Latest ECCouncil 312-50v8 Real Exam Download 381-390



A security analyst in an insurance company is assigned to test a new web application that will be used by clients to help them choose and apply for an insurance plan. The analyst discovers that the application is developed in ASP scripting language and it uses MSSQL as a database backend. The analyst locates the application’s search form and introduces the following code in the search input fielD.

IMG SRC=vbscript:msgbox("Vulnerable");> originalAttribute="SRC" originalPath="vbscript:msgbox("Vulnerable");>"

When the analyst submits the form, the browser returns a pop-up window that says "Vulnerable".

Which web applications vulnerability did the analyst discover?


A. Cross-site request forgery

B. Command injection

C. Cross-site scripting

D. SQL injection


Answer: C 




While testing the company’s web applications, a tester attempts to insert the following test script into the search area on the company’s web sitE.

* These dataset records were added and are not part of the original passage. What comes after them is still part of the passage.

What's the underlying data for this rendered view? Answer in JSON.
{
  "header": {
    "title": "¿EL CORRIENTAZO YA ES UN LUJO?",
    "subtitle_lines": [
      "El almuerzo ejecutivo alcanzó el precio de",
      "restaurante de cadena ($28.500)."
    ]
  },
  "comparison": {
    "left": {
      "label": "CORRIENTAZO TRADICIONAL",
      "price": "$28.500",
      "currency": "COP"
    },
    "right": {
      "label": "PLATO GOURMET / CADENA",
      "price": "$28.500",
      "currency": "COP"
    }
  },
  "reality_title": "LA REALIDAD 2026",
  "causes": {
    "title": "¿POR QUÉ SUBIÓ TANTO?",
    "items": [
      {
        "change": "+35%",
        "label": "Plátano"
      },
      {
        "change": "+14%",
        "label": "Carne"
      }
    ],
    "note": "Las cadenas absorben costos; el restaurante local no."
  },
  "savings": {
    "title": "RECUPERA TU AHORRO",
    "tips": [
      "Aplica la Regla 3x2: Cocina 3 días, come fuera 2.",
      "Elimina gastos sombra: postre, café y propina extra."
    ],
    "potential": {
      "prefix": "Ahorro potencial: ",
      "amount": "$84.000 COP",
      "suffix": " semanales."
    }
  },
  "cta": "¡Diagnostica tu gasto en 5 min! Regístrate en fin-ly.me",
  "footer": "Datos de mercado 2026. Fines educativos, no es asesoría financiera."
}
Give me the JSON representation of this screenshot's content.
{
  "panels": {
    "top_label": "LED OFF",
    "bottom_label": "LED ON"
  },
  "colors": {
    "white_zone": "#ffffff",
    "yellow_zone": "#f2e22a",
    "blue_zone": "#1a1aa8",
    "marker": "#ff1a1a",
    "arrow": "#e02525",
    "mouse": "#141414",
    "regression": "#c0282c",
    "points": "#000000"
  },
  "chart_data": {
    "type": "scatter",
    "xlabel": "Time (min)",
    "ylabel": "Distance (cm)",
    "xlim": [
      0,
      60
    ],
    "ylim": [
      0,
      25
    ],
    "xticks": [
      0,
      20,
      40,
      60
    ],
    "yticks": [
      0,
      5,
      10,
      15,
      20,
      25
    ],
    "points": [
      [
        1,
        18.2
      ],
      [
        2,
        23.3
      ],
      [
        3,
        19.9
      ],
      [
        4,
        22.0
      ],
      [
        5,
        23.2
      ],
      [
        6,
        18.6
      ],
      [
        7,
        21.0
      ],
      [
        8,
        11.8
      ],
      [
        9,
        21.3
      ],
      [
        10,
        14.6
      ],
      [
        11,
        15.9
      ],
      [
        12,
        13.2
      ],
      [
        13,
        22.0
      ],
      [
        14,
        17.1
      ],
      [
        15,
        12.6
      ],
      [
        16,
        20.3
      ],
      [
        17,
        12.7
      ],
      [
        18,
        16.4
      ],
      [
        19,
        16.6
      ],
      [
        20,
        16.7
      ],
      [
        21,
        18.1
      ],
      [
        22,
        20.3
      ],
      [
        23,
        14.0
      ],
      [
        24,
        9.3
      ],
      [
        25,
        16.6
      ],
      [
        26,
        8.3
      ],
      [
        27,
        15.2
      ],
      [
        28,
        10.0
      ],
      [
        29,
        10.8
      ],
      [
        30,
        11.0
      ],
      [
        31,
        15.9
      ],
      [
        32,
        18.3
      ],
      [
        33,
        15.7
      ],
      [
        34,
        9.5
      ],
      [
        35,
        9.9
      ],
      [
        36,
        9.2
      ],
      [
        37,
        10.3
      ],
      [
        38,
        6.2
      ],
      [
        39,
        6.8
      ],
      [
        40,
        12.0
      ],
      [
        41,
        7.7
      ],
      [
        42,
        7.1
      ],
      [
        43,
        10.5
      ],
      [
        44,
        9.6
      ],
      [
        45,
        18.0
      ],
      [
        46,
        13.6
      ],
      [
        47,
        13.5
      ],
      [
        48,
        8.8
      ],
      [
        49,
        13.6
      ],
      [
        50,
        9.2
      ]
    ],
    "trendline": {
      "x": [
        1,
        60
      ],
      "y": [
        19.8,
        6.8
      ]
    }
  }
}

<script>alert(" Testing Testing Testing ")</script>

Afterwards, when the tester presses the search button, a pop-up box appears on the screen with the text: "Testing Testing Testing". Which vulnerability.has been.detected in the web application?


A. Buffer overflow

B. Cross-site request forgery

C. Distributed denial of service

D. Cross-site scripting


Answer: D 




A hacker was able to sniff packets on a company’s wireless network. The following information was discovereD.

The Key.10110010 01001011

The Cyphertext 01100101 01011010

Using the Exlcusive OR, what was the original message?


A. 00101000 11101110

B. 11010111 00010001

C. 00001101 10100100

D. 11110010 01011011


Answer: B 




International Organization for Standardization (ISO) standard 27002 provides guidance for compliance by outlining


A. guidelines and practices for security controls.

B. financial soundness and business viability metrics.

C. standard best practice for configuration management.

D. contract agreement writing standards.


Answer: A 




Which solution can be.used to emulate computer services, such as mail and ftp, and to capture information related to logins or actions?


A. Firewall

B. Honeypot

C. Core server

D. Layer 4 switch


Answer: B 



QUESTION 386 administrator.received an administrative alert at 3:00 a.m. from the intrusion detection system. The alert was generated because a large number of packets were coming into the network.over ports 20 and 21. During analysis, there were no signs of attack on the FTP servers. How should the administrator classify this situation?


A. True negatives

B. False negatives

C. True positives

D. False positives


Answer: D 




The following is part of a log file taken from the machine on the network with the IP address of

Time:Mar 13 17:30:15 Port:20 Source: Destination: Protocol:TCP Time:Mar 13 17:30:17 Port:21 Source: Destination: Protocol:TCP Time:Mar 13 17:30:19 Port:22 Source: Destination: Protocol:TCP Time:Mar 13 17:30:21 Port:23 Source: Destination: Protocol:TCP Time:Mar 13 17:30:22 Port:25 Source: Destination: Protocol:TCP Time:Mar 13 17:30:23 Port:80 Source: Destination: Protocol:TCP Time:Mar 13 17:30:30 Port:443 Source: Destination: Protocol:TCP

What type of activity has been logged?


A. Port scan targeting

B. Teardrop attack targeting

C. Denial of service attack targeting

D. Port scan targeting


Answer: D 




Which type of intrusion detection system can monitor and alert on attacks, but cannot stop them?


A. Detective

B. Passive

C. Intuitive

D. Reactive


Answer: B 




Which of the following settings enables Nessus to detect when it is sending too many packets and the network pipe is approaching capacity?


A. Netstat WMI Scan

B. Silent Dependencies

C. Consider unscanned ports as closed

D. Reduce parallel connections on congestion


Answer: D 




Diffie-Hellman (DH) groups determine the strength of the key used in the key exchange process..Which of the following is.the correct bit size of the Diffie-Hellman (DH) group 5?


A. 768 bit key

B. 1025 bit key

C. 1536 bit key

D. 2048 bit key


Answer: C 


Download Latest ECCouncil 312-50v8 Real Free Tests , help you to pass exam 100%.

Leave a Reply

This site uses Akismet to reduce spam. Learn how your comment data is processed.